A Montana tow company says its insurer let a trucker default, then ducked the $377,660 bill.
Iron Horse Towing has hauled Intact Insurance and Atlantic Specialty Insurance Company into federal court, asking a judge to rule that the carriers must pay a default judgment their own policyholder abandoned. The complaint, filed June 10, 2026 in the US District Court for the District of Montana, is a classic duty-to-defend fight - and the admissions Iron Horse attributes to the insurer are what give it teeth.
The story, as the complaint tells it, starts on December 8, 2023, when a trucking company called Destiny Motor Freight allegedly crashed its tractor-trailer on Interstate 90 in Granite County, Montana. The Montana Highway Patrol called in Iron Horse to clean up, tow and store the wreck - work the company says state law requires it to keep at a locked, staffed facility.
Iron Horse says it phoned the insurer the next day and was told the company "will not let a third party start a claim for Destiny Motor Freight." Its lawyers tried again through January and February 2024, the filing says, but the insurer stayed "essentially non-responsive for nearly two months."
So Iron Horse sued Destiny in state court on May 10, 2024. Destiny never appeared. On October 8, 2025, the court entered a default judgment of $377,660.00, with interest at Montana's statutory rate.
This is where it gets pointed for claims professionals. The complaint alleges that on March 2, 2026, a company representative called Iron Horse's counsel, said the claim had been handled improperly by the original adjuster, and admitted the carrier "were aware [of the claim] and did not provide a defense for that [lawsuit]." According to the filing, the representative also said the insurer "were the first-party carrier. We cannot ignore a statement of claim. We have to protect everyone."
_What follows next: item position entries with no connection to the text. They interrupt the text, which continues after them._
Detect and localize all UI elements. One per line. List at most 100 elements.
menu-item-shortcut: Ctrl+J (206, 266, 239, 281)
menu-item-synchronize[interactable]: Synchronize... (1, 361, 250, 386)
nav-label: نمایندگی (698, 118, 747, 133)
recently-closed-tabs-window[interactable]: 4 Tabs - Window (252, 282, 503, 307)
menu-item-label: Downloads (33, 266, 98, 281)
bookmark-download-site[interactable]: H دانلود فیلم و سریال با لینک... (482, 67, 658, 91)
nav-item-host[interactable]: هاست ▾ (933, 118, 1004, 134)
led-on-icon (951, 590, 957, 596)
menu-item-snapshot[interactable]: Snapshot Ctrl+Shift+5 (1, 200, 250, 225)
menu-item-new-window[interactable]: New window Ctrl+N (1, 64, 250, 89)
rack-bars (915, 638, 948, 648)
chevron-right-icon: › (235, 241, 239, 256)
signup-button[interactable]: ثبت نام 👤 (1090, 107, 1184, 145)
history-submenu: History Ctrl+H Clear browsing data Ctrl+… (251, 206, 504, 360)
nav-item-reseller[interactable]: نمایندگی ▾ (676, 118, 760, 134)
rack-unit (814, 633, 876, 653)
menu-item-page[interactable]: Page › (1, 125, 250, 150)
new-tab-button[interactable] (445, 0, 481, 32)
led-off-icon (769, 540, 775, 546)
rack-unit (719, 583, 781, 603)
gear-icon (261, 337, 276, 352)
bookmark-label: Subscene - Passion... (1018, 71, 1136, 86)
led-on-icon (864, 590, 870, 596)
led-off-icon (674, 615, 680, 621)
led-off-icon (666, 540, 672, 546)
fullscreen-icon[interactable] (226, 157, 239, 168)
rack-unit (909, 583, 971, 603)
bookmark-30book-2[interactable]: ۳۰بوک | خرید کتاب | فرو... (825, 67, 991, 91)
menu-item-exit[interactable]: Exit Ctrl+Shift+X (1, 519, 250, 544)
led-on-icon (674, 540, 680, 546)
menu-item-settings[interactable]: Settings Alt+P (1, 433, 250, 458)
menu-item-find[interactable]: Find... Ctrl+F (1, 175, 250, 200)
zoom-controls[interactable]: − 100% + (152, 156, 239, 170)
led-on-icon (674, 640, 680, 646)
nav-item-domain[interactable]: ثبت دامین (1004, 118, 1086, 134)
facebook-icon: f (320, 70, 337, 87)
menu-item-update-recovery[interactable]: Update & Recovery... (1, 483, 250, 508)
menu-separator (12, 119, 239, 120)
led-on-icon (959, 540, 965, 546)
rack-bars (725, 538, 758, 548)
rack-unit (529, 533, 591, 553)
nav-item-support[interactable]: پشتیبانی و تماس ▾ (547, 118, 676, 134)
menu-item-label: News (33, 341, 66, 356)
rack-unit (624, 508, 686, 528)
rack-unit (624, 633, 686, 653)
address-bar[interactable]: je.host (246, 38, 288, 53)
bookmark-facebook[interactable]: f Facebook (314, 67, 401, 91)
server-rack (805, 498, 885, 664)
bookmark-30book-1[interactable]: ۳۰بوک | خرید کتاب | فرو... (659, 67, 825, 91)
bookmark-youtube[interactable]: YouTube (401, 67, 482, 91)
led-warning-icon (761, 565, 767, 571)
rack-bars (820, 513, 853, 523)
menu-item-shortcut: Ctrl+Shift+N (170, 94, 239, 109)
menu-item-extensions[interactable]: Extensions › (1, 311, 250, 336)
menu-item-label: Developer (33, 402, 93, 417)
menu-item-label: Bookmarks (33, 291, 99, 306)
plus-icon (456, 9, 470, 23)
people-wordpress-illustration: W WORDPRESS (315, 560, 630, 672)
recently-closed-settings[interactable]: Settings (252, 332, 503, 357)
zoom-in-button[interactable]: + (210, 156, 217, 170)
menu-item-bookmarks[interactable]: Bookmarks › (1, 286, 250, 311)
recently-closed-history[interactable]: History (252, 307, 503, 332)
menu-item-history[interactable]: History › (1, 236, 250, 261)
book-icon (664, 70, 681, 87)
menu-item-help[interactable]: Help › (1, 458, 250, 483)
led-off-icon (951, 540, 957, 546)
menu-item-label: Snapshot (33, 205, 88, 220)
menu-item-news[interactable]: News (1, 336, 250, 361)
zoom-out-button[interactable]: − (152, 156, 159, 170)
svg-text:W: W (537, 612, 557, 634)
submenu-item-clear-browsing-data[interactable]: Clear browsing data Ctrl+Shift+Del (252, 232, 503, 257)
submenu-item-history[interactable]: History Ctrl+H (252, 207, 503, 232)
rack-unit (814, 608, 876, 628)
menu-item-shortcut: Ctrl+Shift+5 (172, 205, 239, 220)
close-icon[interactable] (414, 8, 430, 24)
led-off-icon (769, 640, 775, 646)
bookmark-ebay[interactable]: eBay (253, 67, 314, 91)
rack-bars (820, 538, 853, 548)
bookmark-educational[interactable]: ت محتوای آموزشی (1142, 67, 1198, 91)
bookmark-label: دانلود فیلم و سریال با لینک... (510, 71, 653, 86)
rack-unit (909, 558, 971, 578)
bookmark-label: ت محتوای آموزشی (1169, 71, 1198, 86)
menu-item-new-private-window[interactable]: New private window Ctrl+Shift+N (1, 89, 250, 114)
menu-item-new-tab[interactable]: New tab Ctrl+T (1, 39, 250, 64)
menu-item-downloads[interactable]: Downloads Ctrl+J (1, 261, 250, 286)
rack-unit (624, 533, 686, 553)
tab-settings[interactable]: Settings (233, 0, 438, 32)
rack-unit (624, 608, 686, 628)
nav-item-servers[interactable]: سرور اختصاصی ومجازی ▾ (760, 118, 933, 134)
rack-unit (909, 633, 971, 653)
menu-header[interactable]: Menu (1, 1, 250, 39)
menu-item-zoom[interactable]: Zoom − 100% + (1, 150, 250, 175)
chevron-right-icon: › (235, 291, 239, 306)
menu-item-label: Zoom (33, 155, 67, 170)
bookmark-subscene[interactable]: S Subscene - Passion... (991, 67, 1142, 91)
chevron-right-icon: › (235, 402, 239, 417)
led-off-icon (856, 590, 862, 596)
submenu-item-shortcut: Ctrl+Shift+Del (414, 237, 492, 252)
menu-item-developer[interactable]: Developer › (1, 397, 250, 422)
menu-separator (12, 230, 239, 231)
The next day, the complaint says, a claims manager emailed to acknowledge Destiny had third-party liability coverage with an MCS-90 endorsement, but argued it didn't reach towing and storage claims.
That endorsement is the crux. A federally required attachment on interstate trucking policies, it commits the insurer, in wording Iron Horse quotes, to "pay, within the limits of liability described herein, any final judgment recovered against the insured for public liability resulting from negligence in the operation, maintenance or use of motor vehicles…" The complaint points out the MCS-90 defines "Property Damage" as "damage to or loss of use of tangible property" - exactly what Iron Horse claims it lost.
The underlying policy, number CFA319404831, ran from February 23, 2023 to December 29, 2023 and carried up to $750,000 in coverage, the complaint says.
Iron Horse's pitch is straightforward: an insurer on notice of a potentially covered claim has to defend, and skipping that can waive its defenses and stick it with the judgment. It also argues the MCS-90 works like a surety - applying "even if" the claim isn't otherwise covered.
The takeaway for carriers and claims teams is blunt. The complaint describes notices that went unanswered, an internal admission that nobody defended the insured, and a judgment that swelled while the file sat idle. Whether a judge sees it the same way is the open question.
These remain allegations. They have not been tested in court and no court has ruled.